F0GAxlSUN0OEmaFkMbnca2nyh81gHBssC6AV9hGe
Bookmark

Audio ke-130 Talak Bagian Keduapuluh Empat

Audio ke-130 Talak Bagian Keduapuluh Empat - Kitab An-Nikah Matan Abu Syuja’
🌐 WAG Dirosah Islamiyah Dewan Fatwa Perhimpunan Al-Irsyad
🗓 JUM’AT | 18 Sya’ban 1444 H | 10 Maret 2023 M
🎙 Oleh : Ustadz Dr. Muhammad Arifin Badri, Lc., M.A. حفظه الله تعالى
🔈 Audio ke-130

📖 Talak Bagian Keduapuluh Empat

بسم الله الرحمن الرحيم
السلام عليكم ورحمة الله وبركاته
الحمد لله، والصلاة والسلام على رسول الله وعلى اله وصحبه ومن ولاه اما بعد

Kaum muslimin anggota grup Dirosah Islamiyah yang semoga senantiasa dirahmati Allāh subhānahu wa ta’ālā.

Masih berbicara tentang Tema Talak.

Pendapat kedua bahwa bila alasan tujuan suami mengatakan;

"Bila engkau tidak buatkan aku secangkir kopi maka aku ceraikan".
"Bila engkau berhubungan dengan lelaki lain maka aku ceraikan".
"Bila engkau tidak mengqadha puasa maka engkau aku ceraikan".

Bila tujuannya adalah untuk memotivasi atau untuk mewarning (mendorong atau menakut-nakuti), menghalang-halangi. Sebagaimana istri ketika mendengar kalau dia melakukan suami akan menceraikan dia akan takut biasanya.
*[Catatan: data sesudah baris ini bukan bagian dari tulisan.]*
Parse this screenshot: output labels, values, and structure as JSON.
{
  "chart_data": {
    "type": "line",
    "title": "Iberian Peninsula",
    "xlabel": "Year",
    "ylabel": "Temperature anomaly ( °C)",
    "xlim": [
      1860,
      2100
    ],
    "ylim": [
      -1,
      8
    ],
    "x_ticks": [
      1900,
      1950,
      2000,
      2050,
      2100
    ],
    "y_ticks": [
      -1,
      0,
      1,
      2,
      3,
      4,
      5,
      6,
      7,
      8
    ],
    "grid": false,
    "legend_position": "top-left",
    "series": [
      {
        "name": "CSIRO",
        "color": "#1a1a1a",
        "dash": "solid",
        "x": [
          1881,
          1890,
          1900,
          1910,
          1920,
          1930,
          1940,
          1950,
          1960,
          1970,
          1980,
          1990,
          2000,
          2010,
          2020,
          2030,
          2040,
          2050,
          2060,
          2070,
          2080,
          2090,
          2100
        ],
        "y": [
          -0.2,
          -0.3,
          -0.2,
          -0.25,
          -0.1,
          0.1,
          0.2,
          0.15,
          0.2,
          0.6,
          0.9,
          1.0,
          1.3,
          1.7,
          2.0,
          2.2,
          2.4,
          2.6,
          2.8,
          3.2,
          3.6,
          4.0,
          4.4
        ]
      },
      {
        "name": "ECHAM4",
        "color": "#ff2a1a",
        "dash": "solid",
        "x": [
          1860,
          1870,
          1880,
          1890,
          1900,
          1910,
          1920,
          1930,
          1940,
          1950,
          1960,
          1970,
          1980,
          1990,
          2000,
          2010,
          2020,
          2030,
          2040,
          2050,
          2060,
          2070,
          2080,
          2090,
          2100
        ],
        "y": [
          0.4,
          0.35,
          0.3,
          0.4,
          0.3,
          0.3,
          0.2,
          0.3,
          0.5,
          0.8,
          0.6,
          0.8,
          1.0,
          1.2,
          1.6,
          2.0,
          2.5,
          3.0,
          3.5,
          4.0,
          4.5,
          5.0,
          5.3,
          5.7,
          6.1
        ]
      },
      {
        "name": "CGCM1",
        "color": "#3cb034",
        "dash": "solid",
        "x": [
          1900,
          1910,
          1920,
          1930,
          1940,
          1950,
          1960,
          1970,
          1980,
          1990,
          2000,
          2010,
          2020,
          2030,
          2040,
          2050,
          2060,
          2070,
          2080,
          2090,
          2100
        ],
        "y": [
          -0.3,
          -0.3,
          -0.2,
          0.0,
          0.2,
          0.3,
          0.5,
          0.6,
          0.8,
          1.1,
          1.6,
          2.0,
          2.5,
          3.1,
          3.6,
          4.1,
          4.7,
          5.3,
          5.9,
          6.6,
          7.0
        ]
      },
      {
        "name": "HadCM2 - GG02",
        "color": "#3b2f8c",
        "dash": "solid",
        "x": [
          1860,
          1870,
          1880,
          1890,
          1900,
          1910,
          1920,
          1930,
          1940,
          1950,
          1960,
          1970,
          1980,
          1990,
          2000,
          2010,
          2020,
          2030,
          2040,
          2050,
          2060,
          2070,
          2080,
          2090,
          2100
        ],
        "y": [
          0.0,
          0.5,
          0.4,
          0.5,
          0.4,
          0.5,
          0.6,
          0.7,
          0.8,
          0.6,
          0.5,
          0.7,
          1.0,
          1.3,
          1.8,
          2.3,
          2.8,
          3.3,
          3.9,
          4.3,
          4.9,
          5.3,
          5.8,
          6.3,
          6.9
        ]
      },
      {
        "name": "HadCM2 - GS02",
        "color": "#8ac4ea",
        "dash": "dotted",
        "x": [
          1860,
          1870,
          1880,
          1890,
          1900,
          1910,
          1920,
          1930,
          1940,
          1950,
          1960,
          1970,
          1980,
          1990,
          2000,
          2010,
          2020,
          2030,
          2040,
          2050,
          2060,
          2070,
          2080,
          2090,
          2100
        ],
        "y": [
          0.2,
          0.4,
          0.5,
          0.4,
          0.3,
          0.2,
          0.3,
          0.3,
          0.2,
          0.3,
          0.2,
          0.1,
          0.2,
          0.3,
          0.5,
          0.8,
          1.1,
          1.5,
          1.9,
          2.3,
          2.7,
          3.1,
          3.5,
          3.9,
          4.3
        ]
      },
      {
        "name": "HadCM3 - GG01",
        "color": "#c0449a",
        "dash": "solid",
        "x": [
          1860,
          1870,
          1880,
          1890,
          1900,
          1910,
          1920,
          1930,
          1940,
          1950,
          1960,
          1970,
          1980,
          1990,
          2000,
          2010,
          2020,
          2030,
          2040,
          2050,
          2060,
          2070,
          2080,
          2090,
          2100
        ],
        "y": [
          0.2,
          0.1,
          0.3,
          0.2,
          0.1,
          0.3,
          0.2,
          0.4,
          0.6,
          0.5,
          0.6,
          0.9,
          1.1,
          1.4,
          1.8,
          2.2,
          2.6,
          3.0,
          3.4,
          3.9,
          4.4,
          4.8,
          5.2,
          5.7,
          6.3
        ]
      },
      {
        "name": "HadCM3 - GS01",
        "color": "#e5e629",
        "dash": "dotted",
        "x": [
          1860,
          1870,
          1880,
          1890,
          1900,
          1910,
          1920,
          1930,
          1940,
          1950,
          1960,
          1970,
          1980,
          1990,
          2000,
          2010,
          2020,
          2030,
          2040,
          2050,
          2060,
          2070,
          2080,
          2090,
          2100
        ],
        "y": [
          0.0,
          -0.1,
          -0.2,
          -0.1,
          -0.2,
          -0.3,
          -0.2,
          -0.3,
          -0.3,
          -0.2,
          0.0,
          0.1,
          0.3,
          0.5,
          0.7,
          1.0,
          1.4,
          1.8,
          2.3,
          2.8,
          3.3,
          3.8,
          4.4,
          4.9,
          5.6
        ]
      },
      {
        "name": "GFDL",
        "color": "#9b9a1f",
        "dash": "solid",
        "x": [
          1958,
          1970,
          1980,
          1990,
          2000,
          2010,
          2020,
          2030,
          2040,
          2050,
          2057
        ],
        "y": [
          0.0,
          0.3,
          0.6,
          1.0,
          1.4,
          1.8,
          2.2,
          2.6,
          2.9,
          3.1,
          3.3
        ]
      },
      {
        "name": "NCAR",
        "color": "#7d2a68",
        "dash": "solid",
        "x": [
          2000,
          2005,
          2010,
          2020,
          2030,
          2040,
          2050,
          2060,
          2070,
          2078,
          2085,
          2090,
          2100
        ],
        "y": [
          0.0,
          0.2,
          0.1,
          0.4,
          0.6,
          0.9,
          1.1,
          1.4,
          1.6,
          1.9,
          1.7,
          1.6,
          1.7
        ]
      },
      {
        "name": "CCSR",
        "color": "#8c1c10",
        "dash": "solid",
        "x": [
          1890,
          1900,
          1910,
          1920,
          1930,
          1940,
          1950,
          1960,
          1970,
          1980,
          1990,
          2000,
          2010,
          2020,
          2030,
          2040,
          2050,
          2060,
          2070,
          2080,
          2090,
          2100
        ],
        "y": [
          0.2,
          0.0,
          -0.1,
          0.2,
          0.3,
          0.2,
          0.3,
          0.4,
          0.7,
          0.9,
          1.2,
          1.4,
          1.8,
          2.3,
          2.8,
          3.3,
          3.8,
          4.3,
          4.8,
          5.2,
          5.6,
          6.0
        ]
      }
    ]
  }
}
Tetapi sang suami ketika mengucapkan kata-kata tersebut seringkali tidak ada niatan untuk menceraikan namun hanya sebatas menakut-nakuti atau memotivasi. Menekankan agar istri betul-betul sungguh-sungguh agar sadar bahwa suami betul-betul menginginkan tindakan tersebut.

Menurut Ibnu Taimiyah, dalam kondisi semacam ini bila suami betul-betul jujur, tidak ada niatan menjatuhkan cerai, cuma sebatas menakut-nakuti atau memotivasi maka tidak jatuh cerai. Ibnu Taimiyah berusaha menguatkan pendapat ini dengan mengutarakan beberapa dalil di antaranya, kisah Rukanah Ibnu Yazid.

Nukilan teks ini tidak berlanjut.